Good thing he wasn’t deciding on the National Competition Council’s recommendation, huh?

And the process laid down under National Competition Policy has, to use the AFR’s terminology, a few “obstacles”. After years of applications, negotiations, deliberation by the NCC and studied silence from Wayne Swan’s predecessor, Fortescue has only obtained the right to negotiate on access to the rail lines with BHP and Rio. A Fortescue director, in that pious tone adopted by successful litigants trying to wish away an adversary’s right to appeal, said he looked forward to negotiating with BHP and Rio rather than further court action. But the miners can look forward to years of appeals yet before they can ever be forced to the negotiating table. All the damn ore will be dug up and shipped out before anyone gets access to anything.

The only near-term benefits is likely to be a demonstration effect that might encourage other infrastructure owners to move to negotiation with access-seekers rather than hope the Government will kill off requests for declarations.

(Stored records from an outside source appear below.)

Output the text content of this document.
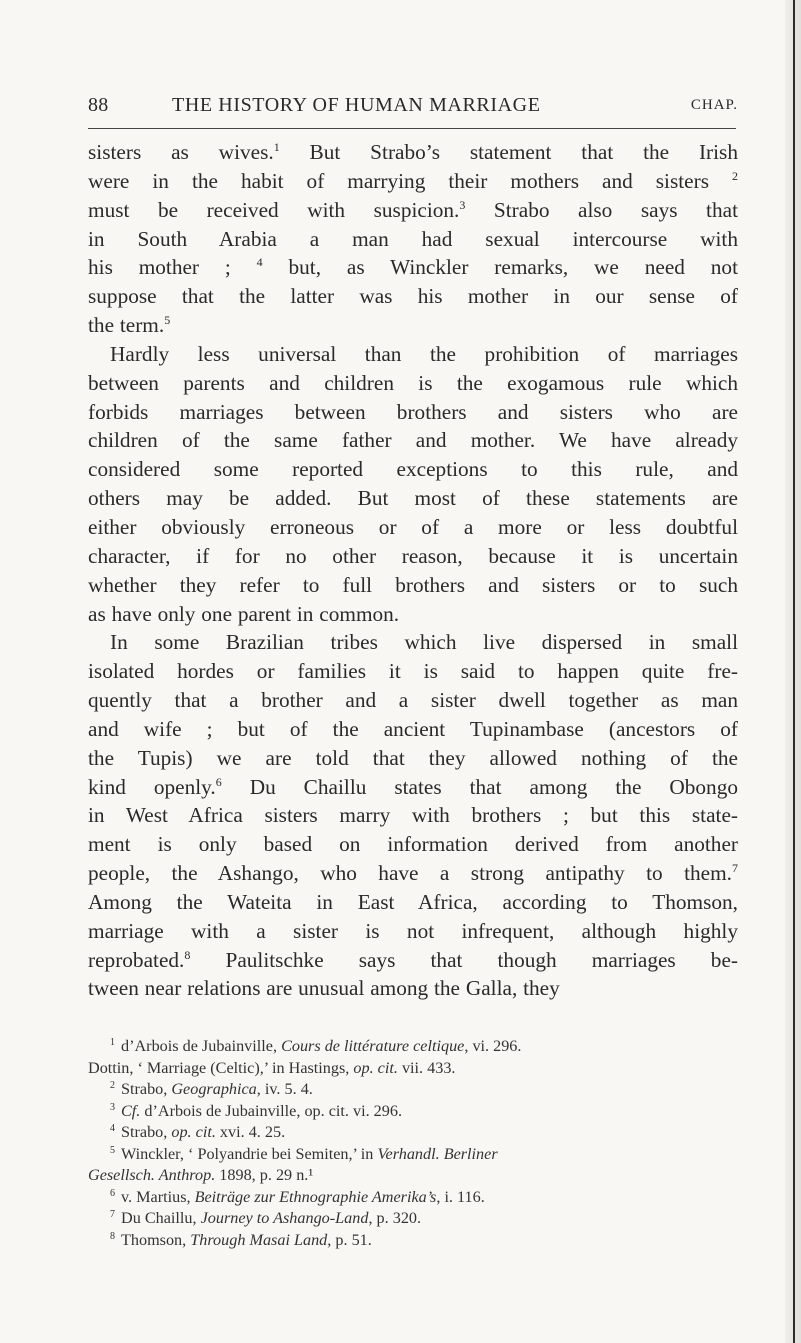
88	THE HISTORY OF HUMAN MARRIAGE	CHAP.
sisters as wives.$^1$ But Strabo’s statement that the Irish
were in the habit of marrying their mothers and sisters $^2$
must be received with suspicion.$^3$ Strabo also says that
in South Arabia a man had sexual intercourse with
his mother ; $^4$ but, as Winckler remarks, we need not
suppose that the latter was his mother in our sense of
the term.$^5$
Hardly less universal than the prohibition of marriages
between parents and children is the exogamous rule which
forbids marriages between brothers and sisters who are
children of the same father and mother. We have already
considered some reported exceptions to this rule, and
others may be added. But most of these statements are
either obviously erroneous or of a more or less doubtful
character, if for no other reason, because it is uncertain
whether they refer to full brothers and sisters or to such
as have only one parent in common.
In some Brazilian tribes which live dispersed in small
isolated hordes or families it is said to happen quite fre-
quently that a brother and a sister dwell together as man
and wife ; but of the ancient Tupinambase (ancestors of
the Tupis) we are told that they allowed nothing of the
kind openly.$^6$ Du Chaillu states that among the Obongo
in West Africa sisters marry with brothers ; but this state-
ment is only based on information derived from another
people, the Ashango, who have a strong antipathy to them.$^7$
Among the Wateita in East Africa, according to Thomson,
marriage with a sister is not infrequent, although highly
reprobated.$^8$ Paulitschke says that though marriages be-
tween near relations are unusual among the Galla, they
$^1$ d’Arbois de Jubainville, Cours de littérature celtique, vi. 296.
Dottin, ‘ Marriage (Celtic),’ in Hastings, op. cit. vii. 433.
$^2$ Strabo, Geographica, iv. 5. 4.
$^3$ Cf. d’Arbois de Jubainville, op. cit. vi. 296.
$^4$ Strabo, op. cit. xvi. 4. 25.
$^5$ Winckler, ‘ Polyandrie bei Semiten,’ in Verhandl. Berliner
Gesellsch. Anthrop. 1898, p. 29 n.¹
$^6$ v. Martius, Beiträge zur Ethnographie Amerika’s, i. 116.
$^7$ Du Chaillu, Journey to Ashango-Land, p. 320.
$^8$ Thomson, Through Masai Land, p. 51.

In August, Chris Bowen — in whose portfolio the TPA actually sits, rather than Ferguson’s — announced he wanted to overhaul the third-party access provisions. Not in the Ferguson sense of wiping them out, but in getting them to operate more quickly. Bowen’s office says they are still working through a number of the issues at the moment but will be seeking to stimulate debate. Bowen, who is to be applauded and not bagged for wanting to extend the TPA into areas the Coalition was too scared or lazy to venture, will doubtless face considerable opposition in any serious attempt to speed up the handling of access proposals. And that’s before he even gets out of the Cabinet room.

But at the moment we have the worst possible policy – one with all the uncertainty that comes from infrastructure owners and investors worrying about third-party access, and the administrative and litigation costs associated with that, but with few of the competitive benefits that would come from access. In short, the only real winners from the current provisions are competition policy lawyers.